There was a general air of gloom about the men who had assembled in Hugh Crichton's office to discuss the latest problem case. Crichton said to a serious looking, thin-lipped man, 'I don't think you’ve met Dr Jamieson yet have you?… Dr Jamieson, this is Mr Thelwell, consultant surgeon in Gynaecology.'

Jamieson smiled across the table and Thelwell gave a barely perceptible nod in reply.

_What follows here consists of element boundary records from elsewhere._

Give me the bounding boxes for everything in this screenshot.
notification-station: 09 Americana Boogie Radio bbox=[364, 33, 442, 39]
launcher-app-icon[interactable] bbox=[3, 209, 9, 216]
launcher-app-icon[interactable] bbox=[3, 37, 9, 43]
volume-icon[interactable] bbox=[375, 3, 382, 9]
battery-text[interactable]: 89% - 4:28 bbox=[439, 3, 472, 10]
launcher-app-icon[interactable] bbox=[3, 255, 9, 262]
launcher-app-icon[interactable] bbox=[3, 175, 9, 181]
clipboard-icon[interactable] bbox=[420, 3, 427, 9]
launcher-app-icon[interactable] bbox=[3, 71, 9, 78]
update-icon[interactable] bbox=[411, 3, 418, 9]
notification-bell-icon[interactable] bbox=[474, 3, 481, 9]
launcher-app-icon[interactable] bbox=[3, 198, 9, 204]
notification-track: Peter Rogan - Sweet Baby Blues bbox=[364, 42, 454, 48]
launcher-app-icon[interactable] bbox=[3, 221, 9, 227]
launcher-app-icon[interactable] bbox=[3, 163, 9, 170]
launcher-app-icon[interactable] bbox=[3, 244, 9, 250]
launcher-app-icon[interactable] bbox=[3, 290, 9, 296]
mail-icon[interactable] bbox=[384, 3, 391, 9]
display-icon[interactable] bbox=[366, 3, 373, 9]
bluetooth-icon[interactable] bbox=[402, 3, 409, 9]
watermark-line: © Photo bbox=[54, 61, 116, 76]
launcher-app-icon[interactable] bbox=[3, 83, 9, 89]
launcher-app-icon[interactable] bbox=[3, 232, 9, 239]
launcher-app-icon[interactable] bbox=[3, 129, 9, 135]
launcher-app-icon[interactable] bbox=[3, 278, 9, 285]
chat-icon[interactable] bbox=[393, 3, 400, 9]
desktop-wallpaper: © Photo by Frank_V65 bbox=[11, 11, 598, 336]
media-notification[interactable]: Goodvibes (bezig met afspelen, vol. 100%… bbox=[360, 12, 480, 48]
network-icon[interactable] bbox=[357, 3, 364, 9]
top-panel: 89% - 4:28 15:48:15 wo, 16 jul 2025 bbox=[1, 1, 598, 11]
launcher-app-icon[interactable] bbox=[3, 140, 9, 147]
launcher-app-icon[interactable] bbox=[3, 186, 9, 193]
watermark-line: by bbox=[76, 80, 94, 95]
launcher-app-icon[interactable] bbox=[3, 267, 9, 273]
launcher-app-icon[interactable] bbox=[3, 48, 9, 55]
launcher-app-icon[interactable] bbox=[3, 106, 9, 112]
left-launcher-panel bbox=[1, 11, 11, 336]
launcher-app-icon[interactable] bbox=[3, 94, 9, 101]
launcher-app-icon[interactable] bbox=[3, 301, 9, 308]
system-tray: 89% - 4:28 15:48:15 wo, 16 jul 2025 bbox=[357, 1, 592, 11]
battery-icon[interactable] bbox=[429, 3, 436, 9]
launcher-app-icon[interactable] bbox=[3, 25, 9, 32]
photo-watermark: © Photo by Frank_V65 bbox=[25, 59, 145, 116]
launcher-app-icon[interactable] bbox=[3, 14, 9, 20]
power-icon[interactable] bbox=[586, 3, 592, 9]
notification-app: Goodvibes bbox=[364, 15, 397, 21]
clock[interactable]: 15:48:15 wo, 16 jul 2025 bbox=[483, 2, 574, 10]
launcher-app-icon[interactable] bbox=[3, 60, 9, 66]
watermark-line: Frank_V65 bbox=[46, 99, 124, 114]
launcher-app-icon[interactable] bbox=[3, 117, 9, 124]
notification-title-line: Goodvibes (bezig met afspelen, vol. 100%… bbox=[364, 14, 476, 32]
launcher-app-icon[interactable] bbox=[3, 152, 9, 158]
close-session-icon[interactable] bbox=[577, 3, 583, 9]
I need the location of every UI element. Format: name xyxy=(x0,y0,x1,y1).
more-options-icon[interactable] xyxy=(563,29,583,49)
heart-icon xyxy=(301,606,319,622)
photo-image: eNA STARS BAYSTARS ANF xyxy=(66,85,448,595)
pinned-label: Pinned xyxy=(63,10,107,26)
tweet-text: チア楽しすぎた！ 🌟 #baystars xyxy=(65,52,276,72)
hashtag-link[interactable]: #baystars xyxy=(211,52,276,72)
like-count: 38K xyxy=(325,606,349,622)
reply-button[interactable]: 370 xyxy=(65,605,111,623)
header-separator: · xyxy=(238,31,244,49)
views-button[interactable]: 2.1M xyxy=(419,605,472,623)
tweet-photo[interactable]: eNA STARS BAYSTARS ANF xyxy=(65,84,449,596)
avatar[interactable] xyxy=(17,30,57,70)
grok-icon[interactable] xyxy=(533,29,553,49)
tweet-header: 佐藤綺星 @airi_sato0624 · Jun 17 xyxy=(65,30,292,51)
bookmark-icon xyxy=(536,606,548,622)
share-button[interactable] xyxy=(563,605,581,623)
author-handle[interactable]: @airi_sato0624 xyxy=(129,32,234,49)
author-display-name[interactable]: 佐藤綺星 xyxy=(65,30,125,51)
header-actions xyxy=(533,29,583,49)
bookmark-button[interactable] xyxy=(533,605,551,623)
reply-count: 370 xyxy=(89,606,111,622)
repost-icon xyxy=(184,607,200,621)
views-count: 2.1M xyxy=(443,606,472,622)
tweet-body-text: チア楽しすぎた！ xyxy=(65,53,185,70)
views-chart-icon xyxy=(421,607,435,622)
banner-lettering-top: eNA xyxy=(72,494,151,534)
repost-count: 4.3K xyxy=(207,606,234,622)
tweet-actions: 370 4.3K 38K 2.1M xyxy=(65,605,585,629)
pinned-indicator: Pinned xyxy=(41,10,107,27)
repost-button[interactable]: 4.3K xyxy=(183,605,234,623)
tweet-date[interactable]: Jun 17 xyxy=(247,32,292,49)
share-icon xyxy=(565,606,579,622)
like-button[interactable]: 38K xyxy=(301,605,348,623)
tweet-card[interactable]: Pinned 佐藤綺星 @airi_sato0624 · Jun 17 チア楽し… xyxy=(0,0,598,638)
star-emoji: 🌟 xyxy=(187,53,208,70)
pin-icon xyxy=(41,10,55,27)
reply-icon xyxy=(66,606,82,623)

Jamieson was then introduced to Phillip Morton, Thelwell's registrar and then to Clive Evans whom he admitted he had already met.

'First of all gentlemen, how is the patient this morning?' asked Crichton.

'She's very ill,' said Thelwell. 'Chemotherapy is having no effect.'

'So it's the same strain as the others?'

'Looks like it,' said John Richardson. 'We'll know for sure when the antibiogram is ready.'

'Has there been any progress in determining the source of the outbreak?' asked Carew.

Richardson shook his head and Thelwell gave an audible snort which caused the others to move uncomfortably in their seats. Richardson carried on as if he had not heard. 'All the swabs we took from the theatres and the recovery wards were negative for the organism in question. In fact the standard of cleanliness was rather high.' Thelwell gave another snort and Carew shot him an angry glance but still said nothing.

'Where were the swabs taken from?' asked Jamieson.